Integrating Crowdsourced Data with Traditionally Collected Data to Enhance Estimation of Bicycle Exposure Measure

Authors: Valerian Kwigizile, Jun-Seok Oh, and Keneth Kwayu

Summary: This study explored the potential of incorporating crowdsourced data (specifically Strava Metro data) in estimation methods to improve the spatial-temporal estimation of bicycle exposure. Different probabilistic and machine learning models were tested, including the Negative Binomial (NB) model, Random Forest (RF), Support Vector Machines (SVM), Artificial Neural Network (ANN) and K-Nearest Neighbors (KNN).   

Problem: Measuring bicycle exposure is very important for planning bicycle systems as well as ensuring safety of such systems. Traditional methods for measuring bicycle volume have been proven to be challenging and costly. Crowdsourced data of cycling activities can be a good source of bicycle exposure measure. Data collected using fitness apps have the potential to supplement other data collected through traditional methods to provide spatially detailed data for estimating bicycle exposure. However, comprehensive research on how to integrate crowdsourced data with traditional data is lacking. Understanding opportunities and limitations associated with crowdsourced data is necessary to guide integration of the data.

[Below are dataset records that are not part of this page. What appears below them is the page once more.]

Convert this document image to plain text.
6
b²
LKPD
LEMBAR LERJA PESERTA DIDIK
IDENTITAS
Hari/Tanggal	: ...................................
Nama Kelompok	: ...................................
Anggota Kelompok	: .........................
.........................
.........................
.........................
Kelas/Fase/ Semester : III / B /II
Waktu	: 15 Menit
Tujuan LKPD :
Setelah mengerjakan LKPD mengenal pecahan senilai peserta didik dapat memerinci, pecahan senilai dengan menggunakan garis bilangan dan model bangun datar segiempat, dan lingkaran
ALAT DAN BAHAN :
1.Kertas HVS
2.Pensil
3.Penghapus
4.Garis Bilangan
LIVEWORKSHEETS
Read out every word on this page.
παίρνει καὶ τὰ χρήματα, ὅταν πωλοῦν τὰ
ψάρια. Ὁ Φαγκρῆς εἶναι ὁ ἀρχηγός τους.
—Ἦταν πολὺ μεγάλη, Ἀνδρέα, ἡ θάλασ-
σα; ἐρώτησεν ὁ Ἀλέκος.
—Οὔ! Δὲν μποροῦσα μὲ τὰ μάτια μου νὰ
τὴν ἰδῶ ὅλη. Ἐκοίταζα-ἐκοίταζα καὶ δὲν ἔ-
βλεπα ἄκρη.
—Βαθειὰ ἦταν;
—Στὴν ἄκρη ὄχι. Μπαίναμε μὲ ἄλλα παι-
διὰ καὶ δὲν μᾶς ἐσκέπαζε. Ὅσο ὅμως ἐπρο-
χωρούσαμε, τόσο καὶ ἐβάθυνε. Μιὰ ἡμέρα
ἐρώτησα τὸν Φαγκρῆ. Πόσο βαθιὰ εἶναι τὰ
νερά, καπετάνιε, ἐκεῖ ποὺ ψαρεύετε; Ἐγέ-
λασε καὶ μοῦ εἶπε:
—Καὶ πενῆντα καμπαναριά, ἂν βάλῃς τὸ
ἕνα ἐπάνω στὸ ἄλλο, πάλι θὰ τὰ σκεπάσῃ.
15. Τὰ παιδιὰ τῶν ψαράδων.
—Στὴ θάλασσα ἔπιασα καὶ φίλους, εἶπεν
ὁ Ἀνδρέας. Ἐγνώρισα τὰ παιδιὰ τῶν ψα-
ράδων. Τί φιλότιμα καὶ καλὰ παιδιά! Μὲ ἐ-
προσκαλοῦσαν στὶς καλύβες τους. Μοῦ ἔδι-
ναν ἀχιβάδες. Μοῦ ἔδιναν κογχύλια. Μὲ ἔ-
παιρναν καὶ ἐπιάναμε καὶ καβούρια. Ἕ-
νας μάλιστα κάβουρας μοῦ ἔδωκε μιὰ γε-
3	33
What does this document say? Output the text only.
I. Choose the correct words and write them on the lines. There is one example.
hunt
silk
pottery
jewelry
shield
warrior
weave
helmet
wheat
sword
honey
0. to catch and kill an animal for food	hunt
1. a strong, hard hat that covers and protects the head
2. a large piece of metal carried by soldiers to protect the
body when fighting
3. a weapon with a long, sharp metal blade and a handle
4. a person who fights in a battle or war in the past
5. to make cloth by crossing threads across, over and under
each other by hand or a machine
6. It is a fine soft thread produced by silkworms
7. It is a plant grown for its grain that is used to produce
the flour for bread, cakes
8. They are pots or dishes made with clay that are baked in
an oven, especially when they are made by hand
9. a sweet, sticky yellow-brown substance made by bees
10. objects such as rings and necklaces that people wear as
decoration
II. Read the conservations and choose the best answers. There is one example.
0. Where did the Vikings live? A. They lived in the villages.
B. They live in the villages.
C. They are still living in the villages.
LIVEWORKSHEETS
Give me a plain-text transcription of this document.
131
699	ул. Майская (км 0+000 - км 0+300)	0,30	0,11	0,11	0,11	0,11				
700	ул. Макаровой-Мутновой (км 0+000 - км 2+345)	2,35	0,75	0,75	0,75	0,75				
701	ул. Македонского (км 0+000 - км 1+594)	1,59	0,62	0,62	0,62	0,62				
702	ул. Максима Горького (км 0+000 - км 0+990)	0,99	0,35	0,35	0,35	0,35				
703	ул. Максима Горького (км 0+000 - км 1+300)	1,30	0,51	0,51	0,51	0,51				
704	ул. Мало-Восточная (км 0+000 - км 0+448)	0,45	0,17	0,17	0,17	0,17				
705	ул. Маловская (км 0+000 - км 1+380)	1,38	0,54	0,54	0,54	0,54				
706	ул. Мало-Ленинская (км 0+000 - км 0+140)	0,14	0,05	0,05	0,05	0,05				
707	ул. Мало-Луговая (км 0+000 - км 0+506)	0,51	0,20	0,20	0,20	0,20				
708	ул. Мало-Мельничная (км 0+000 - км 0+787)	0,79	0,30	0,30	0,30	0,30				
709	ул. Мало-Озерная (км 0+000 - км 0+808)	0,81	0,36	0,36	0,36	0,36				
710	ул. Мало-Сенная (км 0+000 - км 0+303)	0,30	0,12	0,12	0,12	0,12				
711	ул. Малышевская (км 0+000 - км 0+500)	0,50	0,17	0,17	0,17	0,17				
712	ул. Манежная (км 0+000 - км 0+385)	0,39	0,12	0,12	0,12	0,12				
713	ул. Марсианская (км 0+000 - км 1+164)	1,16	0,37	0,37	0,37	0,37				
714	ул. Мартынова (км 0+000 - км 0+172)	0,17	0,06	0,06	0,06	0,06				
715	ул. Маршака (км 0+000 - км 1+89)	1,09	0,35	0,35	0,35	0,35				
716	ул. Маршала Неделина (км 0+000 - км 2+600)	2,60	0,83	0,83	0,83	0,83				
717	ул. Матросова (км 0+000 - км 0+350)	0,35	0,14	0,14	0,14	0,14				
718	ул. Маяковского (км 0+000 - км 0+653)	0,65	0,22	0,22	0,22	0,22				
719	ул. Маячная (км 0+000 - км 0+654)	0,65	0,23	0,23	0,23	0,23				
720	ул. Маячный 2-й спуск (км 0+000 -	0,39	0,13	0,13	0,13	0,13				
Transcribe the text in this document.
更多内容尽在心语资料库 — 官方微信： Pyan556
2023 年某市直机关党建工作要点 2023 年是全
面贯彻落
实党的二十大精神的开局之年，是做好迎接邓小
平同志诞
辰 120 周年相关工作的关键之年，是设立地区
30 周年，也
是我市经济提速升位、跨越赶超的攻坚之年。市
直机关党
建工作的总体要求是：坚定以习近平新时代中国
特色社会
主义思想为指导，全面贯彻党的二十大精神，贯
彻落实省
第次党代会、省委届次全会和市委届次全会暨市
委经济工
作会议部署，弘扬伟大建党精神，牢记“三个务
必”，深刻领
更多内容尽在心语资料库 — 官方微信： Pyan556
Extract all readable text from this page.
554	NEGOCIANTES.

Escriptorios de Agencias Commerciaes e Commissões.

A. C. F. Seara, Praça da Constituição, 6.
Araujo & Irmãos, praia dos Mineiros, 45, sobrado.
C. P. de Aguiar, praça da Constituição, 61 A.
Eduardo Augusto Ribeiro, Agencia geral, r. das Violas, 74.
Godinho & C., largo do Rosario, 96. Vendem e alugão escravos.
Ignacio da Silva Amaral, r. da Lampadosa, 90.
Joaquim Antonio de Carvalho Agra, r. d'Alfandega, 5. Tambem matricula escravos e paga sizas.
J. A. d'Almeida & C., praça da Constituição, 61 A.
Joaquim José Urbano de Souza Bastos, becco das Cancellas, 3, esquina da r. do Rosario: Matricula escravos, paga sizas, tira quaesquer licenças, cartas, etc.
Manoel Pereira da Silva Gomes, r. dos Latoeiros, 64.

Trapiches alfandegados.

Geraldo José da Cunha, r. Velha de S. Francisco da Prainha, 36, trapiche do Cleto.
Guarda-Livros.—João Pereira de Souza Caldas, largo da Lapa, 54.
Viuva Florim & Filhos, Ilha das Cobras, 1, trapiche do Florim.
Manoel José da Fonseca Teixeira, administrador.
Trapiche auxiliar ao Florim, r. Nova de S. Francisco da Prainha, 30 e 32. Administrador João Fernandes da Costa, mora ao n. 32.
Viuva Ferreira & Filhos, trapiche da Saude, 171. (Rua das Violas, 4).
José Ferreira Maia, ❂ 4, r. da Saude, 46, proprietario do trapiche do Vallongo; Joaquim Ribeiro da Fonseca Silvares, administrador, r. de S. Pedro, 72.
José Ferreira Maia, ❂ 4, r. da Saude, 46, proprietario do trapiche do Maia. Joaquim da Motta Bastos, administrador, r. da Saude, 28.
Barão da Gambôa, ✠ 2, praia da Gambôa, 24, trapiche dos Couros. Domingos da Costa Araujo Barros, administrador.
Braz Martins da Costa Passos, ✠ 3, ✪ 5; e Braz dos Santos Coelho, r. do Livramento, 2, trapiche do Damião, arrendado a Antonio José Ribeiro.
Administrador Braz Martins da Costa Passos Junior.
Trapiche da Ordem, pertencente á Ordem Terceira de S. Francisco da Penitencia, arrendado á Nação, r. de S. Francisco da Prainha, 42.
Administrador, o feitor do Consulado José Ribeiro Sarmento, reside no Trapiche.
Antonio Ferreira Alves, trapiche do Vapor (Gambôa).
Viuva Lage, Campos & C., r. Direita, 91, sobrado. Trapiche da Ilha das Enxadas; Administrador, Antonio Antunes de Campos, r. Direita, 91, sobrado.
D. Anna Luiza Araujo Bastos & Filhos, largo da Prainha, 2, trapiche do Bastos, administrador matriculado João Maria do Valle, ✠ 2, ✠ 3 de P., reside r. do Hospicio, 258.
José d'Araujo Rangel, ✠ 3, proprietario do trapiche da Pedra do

Research Results:  In terms of prediction, the Random Forest model was found to have a better prediction capability. The addition of Strava counts, which had an average observed penetration rate of 7 percent, improved the RF model significantly by increasing its ability to explain variations in hourly bicycle volume from 65 percent (R-Sqrd = 0.65) to 71 percent (R-Sqrd = 0.71). The study also conducted a simulation study to assess the change in model performance based on different simulated Strava penetration rates and found that a unit change in the percent of simulated Strava penetration rate has a very significant influence on the model’s prediction performance. The research team created an online tool that utilized RF model to predict hourly bicycle volume.